PF prende quatro desembargadores do TRT do Rio – Além de abrir a Operação Mais Valia, que prendeu quatro desembargadores do Tribunal Regional de Trabalho do Rio de Janeiro (TRT-RJ) suspeitos pelo recebimento de propinas para beneficiar empresários ligados ao grupo político do governador afastado Wilson Witzel (PSC), o Ministério Público Federal decidiu denunciar o grupo por desvios na ordem de R$ 16 milhões. Ao todo, 18 pessoas são acusadas pelos crimes de corrupção ativa e passiva, peculato, lavagem de dinheiro e organização criminosa – incluindo os magistrados e o próprio Witzel. O documento foi encaminhado nesta terça-feira, 2, ao gabinete da ministra Nancy Andrighi, do Superior Tribunal de Justiça (STJ). A frente de investigação foi aberta na esteira das apurações da Operação Tris in Idem, que afastou Witzel do governo fluminense em agosto do ano passado. O suposto esquema, no entanto, seria anterior ao atual governo: teria começado a operar em 2017, na gestão do ex-governador Luís Fernando Pezão, e beneficiado organizações sociais, construtoras, consórcio de transporte e empresas de tecnologia. De acordo com o Ministério Público Federal, os desembargadores aceitaram, por dezenas de vezes, vantagens indevidas para incluir empresas no plano especial de execução da Justiça Trabalhista.
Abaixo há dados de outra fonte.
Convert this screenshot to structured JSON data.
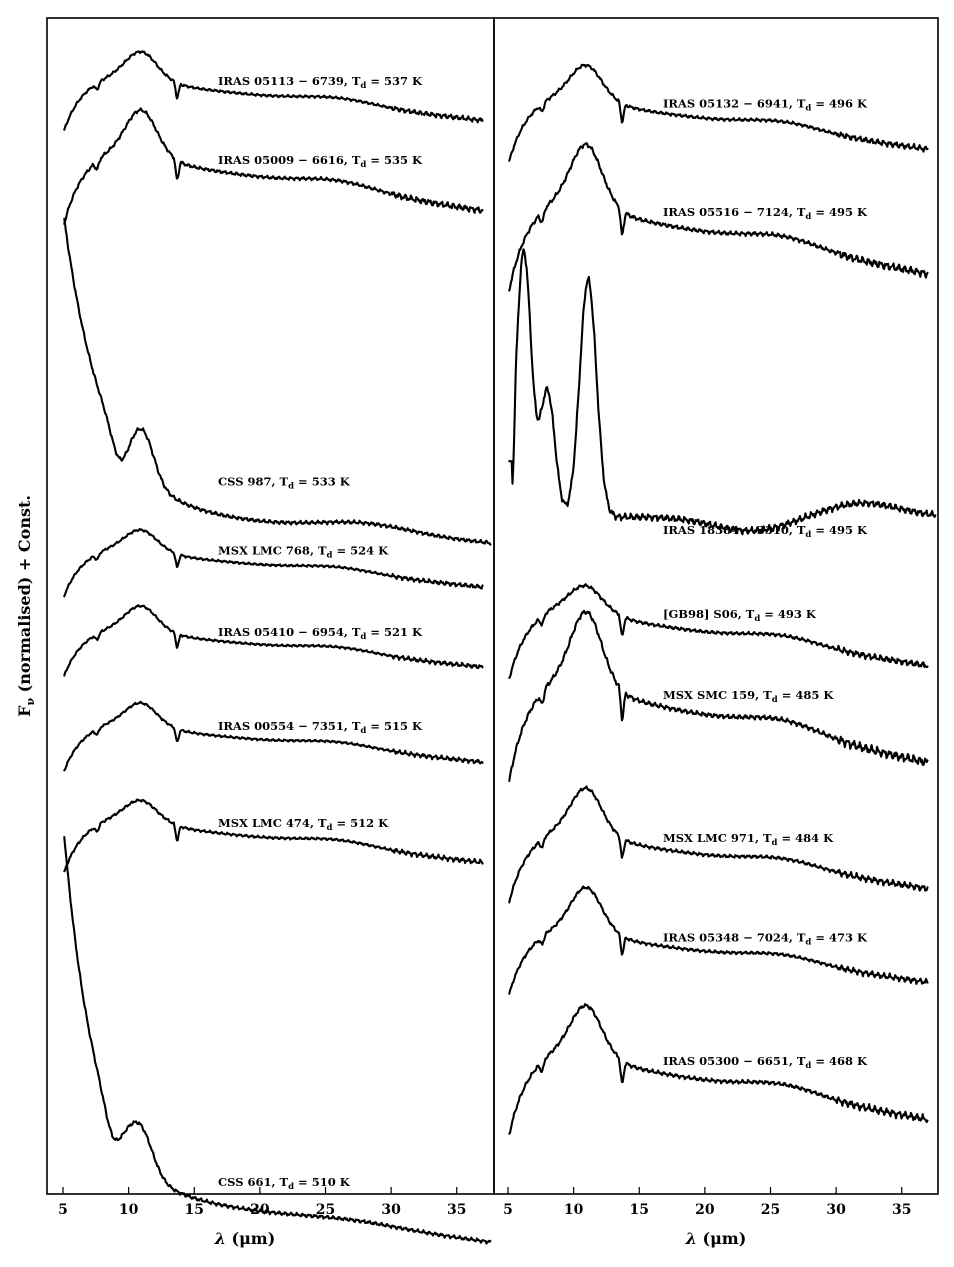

Ordem no governo é acelerar volta do auxílio – Com Jair Bolsonaro em viés de baixa nas pesquisas e sob ataque dos governadores, o Planalto tem pressa: corre para colocar em pé o auxílio emergencial. A intenção de João Roma é começar a transferência direta de renda neste mês, porém, quem entende do riscado no Congresso avalia ser mais provável o início em abril. O modelo apresentado à equipe econômica prevê R$ 250 por mês para 46 milhões de brasileiros, em quatro parcelas, ao custo de R$ 11,5 bilhões por mês, R$ 46 bilhões no total. O mercado havia precificado a ajuda em R$ 30 bilhões. Não é comigo. A ideia de retirar os recursos do Bolsa Família, orçado em R$ 34,9 bilhões, do teto de gastos neste ano foi submetida previamente ao ministro João Roma (Cidadania), mas a decisão em torno da medida ficou mesmo a cargo dos senadores. O ministério não fez qualquer análise técnica sobre a proposta.